Theoretical kinetics analysis for ȮH radical addition to 1,3-butadiene and application to model prediction

Abstract

The kinetics of the 1,3-butadiene + ȮH reactions and its impact on combustion kinetic model predictions have been investigated in this work. Geometries and vibrational frequencies for all stationary points were determined at the BH&HLYP/6–311++G(d,p) level of theory, accounting explicitly for the degeneration of torsional motions into hindered rotors. Electronic energies for all stationary points on the related potential energy surface were calculated at the ROCCSD(T)/CBS and G4 levels of theory.
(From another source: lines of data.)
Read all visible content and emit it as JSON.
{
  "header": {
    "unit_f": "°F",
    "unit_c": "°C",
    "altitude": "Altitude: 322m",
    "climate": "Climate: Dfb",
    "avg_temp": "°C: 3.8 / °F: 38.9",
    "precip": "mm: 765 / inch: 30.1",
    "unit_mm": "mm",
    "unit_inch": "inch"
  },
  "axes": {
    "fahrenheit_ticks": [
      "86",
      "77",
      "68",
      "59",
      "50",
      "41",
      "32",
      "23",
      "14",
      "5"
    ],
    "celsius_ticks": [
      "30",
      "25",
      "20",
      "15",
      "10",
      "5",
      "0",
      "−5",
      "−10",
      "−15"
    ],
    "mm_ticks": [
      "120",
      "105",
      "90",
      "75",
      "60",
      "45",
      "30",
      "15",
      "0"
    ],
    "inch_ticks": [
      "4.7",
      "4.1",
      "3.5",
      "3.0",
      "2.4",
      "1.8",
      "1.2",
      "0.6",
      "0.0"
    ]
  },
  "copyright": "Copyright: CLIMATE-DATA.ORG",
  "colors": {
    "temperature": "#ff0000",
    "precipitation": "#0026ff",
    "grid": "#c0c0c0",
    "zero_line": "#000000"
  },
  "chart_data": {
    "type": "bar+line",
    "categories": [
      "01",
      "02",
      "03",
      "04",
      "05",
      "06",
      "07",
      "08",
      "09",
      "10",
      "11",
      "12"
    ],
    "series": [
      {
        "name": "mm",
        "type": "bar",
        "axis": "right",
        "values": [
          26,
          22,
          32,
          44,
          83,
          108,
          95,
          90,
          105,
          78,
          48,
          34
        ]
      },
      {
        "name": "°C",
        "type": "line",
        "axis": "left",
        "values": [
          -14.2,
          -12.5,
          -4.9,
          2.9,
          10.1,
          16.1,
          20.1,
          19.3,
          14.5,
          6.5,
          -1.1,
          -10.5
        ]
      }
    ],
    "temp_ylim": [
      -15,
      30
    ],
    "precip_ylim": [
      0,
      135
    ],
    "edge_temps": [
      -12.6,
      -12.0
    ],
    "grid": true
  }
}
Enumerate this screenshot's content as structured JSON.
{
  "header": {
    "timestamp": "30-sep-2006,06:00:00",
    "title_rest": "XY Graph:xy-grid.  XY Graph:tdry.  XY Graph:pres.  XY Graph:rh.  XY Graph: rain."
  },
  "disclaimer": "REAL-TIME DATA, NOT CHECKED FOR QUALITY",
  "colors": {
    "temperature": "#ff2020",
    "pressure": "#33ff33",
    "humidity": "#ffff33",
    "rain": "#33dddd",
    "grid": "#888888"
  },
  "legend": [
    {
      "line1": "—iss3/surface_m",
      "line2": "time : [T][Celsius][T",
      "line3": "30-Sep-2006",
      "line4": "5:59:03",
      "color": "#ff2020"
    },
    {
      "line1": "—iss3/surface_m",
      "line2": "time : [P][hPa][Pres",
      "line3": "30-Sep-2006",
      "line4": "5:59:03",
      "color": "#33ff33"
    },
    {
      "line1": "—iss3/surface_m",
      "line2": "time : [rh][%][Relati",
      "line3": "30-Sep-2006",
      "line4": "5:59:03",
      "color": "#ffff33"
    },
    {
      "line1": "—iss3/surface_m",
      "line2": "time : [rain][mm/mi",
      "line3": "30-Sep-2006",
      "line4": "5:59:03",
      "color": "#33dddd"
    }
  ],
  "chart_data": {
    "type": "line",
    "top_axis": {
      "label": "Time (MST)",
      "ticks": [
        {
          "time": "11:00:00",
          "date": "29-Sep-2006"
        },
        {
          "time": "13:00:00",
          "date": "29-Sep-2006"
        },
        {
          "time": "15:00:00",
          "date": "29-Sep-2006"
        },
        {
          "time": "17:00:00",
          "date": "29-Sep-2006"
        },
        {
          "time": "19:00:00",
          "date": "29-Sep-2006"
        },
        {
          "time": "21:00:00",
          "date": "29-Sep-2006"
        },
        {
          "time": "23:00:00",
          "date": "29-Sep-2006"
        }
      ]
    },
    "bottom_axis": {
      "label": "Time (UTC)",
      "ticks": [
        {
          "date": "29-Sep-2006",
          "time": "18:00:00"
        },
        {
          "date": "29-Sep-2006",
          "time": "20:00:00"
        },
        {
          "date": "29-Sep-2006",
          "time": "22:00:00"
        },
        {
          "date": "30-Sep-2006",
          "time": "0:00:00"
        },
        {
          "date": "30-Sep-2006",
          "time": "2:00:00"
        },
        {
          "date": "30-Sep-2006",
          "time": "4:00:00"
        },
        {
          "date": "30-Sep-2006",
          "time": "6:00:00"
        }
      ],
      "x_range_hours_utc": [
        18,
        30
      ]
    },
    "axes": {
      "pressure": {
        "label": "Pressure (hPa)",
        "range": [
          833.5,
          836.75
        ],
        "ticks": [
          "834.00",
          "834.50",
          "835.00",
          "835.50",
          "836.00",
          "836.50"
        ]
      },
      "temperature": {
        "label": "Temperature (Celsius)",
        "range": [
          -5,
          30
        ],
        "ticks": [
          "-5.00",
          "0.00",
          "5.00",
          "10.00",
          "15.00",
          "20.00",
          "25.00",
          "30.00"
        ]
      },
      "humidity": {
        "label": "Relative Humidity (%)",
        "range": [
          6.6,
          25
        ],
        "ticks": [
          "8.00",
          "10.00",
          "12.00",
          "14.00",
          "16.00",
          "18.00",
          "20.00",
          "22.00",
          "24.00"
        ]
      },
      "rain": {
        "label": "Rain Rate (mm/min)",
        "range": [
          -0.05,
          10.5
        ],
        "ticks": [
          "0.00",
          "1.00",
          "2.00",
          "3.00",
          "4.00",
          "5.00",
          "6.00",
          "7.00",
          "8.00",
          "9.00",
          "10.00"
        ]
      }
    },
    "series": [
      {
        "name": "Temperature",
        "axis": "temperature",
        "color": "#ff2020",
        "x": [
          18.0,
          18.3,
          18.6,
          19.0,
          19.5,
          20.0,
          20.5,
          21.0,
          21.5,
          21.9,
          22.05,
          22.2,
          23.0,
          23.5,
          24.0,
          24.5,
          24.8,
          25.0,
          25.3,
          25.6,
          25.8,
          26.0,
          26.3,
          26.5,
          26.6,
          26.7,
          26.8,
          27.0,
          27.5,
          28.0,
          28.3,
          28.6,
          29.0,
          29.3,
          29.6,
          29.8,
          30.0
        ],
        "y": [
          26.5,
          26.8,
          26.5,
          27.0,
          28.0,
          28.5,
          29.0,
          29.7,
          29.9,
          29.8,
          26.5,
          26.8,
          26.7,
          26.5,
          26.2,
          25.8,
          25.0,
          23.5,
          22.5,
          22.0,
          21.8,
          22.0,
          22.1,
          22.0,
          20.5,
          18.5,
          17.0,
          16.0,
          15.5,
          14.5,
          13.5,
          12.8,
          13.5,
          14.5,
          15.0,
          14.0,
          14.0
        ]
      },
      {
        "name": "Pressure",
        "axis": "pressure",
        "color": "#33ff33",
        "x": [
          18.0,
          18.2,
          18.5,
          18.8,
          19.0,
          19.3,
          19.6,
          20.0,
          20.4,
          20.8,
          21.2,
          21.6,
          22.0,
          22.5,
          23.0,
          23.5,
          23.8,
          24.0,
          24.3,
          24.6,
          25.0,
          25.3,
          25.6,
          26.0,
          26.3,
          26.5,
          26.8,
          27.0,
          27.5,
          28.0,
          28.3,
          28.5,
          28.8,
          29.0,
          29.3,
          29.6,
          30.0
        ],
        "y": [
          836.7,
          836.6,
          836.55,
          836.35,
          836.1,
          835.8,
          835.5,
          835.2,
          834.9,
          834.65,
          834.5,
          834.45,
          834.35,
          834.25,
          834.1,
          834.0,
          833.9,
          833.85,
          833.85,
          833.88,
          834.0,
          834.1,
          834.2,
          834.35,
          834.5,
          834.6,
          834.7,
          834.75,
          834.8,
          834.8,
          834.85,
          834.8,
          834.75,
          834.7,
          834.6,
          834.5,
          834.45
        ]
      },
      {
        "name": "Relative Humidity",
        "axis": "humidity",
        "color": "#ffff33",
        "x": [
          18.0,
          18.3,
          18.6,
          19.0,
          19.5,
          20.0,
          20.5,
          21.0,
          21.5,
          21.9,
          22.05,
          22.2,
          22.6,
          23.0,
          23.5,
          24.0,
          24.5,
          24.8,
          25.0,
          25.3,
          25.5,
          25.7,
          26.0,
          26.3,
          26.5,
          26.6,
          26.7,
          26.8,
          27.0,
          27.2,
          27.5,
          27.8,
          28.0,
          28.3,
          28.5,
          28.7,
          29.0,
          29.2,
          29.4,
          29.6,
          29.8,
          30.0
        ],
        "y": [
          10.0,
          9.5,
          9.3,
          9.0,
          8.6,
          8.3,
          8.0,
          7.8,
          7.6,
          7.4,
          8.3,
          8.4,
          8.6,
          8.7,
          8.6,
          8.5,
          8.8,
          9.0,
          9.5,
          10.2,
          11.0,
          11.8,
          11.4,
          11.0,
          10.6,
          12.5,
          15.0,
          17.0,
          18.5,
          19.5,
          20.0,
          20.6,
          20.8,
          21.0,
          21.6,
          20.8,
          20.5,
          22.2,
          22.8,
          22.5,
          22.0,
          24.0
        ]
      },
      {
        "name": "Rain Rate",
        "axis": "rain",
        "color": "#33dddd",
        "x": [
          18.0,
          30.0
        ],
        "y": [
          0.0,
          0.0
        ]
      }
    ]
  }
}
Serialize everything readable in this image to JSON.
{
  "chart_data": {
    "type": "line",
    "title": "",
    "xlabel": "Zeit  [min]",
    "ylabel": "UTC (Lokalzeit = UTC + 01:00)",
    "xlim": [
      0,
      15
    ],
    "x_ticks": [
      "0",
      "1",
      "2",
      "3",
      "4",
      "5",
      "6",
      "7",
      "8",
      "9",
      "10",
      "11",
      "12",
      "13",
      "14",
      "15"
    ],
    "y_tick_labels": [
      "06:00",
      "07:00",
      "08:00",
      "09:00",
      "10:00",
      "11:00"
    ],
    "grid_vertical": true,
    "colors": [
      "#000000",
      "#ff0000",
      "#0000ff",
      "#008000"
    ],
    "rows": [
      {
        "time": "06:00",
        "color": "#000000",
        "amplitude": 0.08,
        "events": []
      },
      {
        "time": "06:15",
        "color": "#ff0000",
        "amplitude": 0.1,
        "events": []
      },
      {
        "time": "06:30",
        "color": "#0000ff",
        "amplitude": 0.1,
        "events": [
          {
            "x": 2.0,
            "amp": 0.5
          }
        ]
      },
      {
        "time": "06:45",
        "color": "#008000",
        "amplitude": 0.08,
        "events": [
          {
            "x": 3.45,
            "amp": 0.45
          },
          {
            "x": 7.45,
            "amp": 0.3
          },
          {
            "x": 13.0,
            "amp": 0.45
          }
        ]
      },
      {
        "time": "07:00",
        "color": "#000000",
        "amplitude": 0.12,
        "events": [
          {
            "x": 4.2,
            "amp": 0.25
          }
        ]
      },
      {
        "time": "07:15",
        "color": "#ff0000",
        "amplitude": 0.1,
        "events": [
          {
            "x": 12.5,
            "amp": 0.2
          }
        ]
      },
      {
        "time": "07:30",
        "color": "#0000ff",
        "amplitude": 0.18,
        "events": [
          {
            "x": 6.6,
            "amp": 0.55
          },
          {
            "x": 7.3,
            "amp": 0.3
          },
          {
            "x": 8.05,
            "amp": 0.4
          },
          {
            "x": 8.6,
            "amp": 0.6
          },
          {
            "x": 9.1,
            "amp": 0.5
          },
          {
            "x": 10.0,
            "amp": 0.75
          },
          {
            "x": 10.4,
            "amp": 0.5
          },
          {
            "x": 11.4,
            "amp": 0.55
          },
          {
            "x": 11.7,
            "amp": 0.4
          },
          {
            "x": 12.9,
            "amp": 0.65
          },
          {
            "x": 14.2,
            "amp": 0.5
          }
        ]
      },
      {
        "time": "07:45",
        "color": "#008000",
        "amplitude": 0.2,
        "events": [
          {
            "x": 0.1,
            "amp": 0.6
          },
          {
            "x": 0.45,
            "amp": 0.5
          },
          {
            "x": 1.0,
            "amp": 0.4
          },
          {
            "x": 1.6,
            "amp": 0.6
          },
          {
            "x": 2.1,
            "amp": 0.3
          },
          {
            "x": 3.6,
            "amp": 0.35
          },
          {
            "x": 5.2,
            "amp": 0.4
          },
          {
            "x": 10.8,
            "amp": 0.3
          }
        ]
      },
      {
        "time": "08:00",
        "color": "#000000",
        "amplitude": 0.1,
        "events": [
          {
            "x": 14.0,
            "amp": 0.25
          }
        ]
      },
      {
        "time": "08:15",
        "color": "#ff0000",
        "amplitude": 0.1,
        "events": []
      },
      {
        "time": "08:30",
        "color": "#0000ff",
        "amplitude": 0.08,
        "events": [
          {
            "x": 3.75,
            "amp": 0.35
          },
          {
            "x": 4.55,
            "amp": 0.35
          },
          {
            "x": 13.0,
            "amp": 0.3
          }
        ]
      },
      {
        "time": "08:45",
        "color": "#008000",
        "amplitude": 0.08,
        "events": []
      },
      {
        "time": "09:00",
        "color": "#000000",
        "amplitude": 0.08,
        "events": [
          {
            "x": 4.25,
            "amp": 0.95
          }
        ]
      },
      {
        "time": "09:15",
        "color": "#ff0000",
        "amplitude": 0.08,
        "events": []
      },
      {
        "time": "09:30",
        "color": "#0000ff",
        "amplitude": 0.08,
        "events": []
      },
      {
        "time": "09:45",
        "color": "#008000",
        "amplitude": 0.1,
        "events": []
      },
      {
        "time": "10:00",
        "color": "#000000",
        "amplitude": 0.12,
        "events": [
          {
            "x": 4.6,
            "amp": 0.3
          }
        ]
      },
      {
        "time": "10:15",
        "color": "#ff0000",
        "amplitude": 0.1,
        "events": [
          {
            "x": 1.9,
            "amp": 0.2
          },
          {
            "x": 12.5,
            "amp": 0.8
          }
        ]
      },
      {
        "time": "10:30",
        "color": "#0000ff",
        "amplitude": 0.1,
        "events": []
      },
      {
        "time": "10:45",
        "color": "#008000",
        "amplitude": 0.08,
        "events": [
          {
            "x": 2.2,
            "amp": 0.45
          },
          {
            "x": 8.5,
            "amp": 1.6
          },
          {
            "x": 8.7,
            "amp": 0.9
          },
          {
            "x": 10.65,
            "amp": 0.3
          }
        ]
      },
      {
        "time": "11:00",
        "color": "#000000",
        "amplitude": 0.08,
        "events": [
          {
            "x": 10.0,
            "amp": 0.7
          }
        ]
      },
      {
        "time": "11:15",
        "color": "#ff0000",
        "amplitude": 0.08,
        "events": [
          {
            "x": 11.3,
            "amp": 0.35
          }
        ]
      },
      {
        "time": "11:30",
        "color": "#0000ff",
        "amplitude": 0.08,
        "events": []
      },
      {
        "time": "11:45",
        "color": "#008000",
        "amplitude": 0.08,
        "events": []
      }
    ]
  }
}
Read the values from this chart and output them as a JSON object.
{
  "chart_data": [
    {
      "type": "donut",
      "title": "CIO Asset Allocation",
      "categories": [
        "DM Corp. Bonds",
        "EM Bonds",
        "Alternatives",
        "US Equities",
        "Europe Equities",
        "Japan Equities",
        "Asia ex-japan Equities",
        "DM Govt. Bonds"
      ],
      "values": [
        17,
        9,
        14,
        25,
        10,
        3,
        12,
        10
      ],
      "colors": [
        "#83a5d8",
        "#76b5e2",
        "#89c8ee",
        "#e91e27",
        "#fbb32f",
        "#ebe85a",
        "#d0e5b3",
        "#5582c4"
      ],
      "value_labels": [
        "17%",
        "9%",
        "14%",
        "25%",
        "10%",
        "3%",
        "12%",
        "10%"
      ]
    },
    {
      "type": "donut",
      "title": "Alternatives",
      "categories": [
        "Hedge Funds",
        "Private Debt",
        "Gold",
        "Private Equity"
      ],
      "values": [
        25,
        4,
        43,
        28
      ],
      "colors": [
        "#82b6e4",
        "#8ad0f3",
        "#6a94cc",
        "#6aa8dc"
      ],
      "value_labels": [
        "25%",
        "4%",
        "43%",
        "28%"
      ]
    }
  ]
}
Hydroxyl radical addition to the 1,3-butadiene terminal carbon forming allylic hydroxyl radical is the dominant addition entrance channel, while CH2CHCHO+ĊH3 and allyl radical + formaldehyde are the main bimolecular products. A three-membered ring intermediate (IT7) is found to be important in merging pathways originated from terminal and central addition reactions. Pressure and temperature dependent rate constants for ȮH radical addition to 1,3-butadiene are determined integrating the Master Equation on the investigated potential energy surface. Variational transition state theory was used to determine rate constants for the terminal and central addition entrance channels, finding a good agreement with previous experimental measurements. Hydrogen atom abstraction reactions by ȮH radicals from 1,3-butadiene have also been investigated in this work. Rate constants of the important reactions and thermochemistry data for key species calculated in this work were incorporated into AramcoMech3.0 to investigate their influence on the prediction of the reactivity active during 1,3-butadiene oxidation.